Über eine Beschwerde nach § 33 Abs. 3 RVG entscheidet grds. der Senat durch den Berichterstatter als Einzelrichter (§ 33 Abs. 8 S. 1 RVG). Der Berichterstatter hat jedoch die vorliegende Sache wegen grundsätzlicher Bedeutung dem Senat übertragen (§ 33 Abs. 8 S. 2 RVG).
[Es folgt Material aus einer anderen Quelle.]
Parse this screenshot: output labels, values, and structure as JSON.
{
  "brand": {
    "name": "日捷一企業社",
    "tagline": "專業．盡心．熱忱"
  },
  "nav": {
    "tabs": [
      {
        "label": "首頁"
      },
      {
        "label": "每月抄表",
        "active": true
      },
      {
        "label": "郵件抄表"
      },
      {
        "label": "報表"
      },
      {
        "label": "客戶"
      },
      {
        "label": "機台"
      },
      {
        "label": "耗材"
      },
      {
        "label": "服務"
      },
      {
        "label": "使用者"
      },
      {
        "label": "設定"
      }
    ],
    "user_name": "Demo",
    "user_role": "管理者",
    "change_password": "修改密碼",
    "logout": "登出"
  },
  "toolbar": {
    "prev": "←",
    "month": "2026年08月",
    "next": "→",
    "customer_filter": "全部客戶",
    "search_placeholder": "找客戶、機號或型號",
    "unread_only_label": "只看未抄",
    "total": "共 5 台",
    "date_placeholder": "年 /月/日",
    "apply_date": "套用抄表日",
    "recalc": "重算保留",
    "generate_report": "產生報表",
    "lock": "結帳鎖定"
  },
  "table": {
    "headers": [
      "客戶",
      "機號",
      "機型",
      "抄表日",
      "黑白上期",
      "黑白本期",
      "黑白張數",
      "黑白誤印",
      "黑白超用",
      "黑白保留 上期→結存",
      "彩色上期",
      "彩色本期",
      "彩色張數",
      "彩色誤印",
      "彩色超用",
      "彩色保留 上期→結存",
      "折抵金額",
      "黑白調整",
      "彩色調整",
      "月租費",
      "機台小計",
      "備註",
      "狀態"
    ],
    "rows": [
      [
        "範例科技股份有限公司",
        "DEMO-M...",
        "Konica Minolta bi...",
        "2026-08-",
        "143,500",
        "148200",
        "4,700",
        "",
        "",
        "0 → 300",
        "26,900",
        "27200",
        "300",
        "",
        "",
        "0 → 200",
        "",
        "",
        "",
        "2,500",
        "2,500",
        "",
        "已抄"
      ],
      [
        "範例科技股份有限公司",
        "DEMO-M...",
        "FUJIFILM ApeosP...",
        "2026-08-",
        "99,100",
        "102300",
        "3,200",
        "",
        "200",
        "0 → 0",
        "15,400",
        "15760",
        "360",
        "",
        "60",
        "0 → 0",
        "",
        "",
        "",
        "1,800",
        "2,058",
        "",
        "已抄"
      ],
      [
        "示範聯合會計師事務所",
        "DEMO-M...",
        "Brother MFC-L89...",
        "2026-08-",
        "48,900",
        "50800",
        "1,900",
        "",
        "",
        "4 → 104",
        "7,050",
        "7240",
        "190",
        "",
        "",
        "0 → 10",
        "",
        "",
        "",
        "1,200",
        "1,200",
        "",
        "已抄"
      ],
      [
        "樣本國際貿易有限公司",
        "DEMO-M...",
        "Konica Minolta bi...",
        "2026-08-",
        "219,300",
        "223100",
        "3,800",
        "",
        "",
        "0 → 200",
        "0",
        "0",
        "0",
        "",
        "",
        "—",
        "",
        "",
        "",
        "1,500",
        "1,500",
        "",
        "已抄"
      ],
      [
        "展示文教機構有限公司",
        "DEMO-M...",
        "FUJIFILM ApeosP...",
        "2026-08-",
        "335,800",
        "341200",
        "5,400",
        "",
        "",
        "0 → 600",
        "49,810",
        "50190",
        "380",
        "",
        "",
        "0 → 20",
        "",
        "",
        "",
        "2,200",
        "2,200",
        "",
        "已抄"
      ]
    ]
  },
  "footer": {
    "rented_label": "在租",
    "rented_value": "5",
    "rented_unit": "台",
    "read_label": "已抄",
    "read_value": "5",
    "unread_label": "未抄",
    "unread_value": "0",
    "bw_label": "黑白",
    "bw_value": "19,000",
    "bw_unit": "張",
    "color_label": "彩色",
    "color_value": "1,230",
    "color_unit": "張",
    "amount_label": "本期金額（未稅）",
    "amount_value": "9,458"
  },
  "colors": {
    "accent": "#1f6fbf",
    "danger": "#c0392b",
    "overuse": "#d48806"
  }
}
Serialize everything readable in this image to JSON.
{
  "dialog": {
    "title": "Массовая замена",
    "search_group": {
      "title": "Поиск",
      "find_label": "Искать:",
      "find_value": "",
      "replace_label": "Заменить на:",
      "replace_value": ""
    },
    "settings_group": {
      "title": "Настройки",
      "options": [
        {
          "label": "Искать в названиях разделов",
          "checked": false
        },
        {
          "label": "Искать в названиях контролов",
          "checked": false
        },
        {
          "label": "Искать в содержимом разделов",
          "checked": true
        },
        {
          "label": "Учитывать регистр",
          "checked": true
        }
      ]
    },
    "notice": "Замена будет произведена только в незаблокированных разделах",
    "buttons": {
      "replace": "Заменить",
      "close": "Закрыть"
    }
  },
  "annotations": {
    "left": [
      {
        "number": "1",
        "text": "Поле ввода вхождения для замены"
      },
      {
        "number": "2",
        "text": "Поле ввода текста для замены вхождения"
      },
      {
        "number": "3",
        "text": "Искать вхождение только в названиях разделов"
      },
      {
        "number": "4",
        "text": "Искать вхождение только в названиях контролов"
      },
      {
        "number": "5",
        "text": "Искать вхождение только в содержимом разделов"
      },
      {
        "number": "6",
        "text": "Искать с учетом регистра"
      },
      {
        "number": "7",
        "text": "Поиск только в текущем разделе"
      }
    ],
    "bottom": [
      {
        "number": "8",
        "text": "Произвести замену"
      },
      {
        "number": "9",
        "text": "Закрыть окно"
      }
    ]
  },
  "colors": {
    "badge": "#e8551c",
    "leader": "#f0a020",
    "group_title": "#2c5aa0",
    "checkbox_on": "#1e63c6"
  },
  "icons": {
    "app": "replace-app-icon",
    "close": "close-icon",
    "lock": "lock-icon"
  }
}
Die Beschwerde ist zulässig. Die Zulässigkeit der Beschwerde folgt aus § 33 Abs. 3 RVG. Das Schreiben des SG v. 23.1.2018 stellt eine beschwerdefähige Entscheidung dar, in der das SG die Festsetzung des Werts des Gegenstandes der anwaltlichen Tätigkeit für die Widerspruchsverfahren nach § 33 Abs. 1 RVG abgelehnt hat. Ob die Voraussetzungen der Wertfestsetzung nach § 33 Abs. 1 RVG vorliegen, ist im Rahmen der Begründetheit der Beschwerde zu prüfen. Die Beschwerde ist zulässig, weil der Wert des Beschwerdegegenstandes 200,00 EUR übersteigt (§ 33 Abs. 3 S. 1 RVG). Die Beschwerdefrist von zwei Wochen (§ 33 Abs. 3 S. 3 RVG) ist eingehalten. Beschwerdeberechtigt ist entsprechend § 33 Abs. 2 S. 2 RVG auch der Rechtsanwalt selbst.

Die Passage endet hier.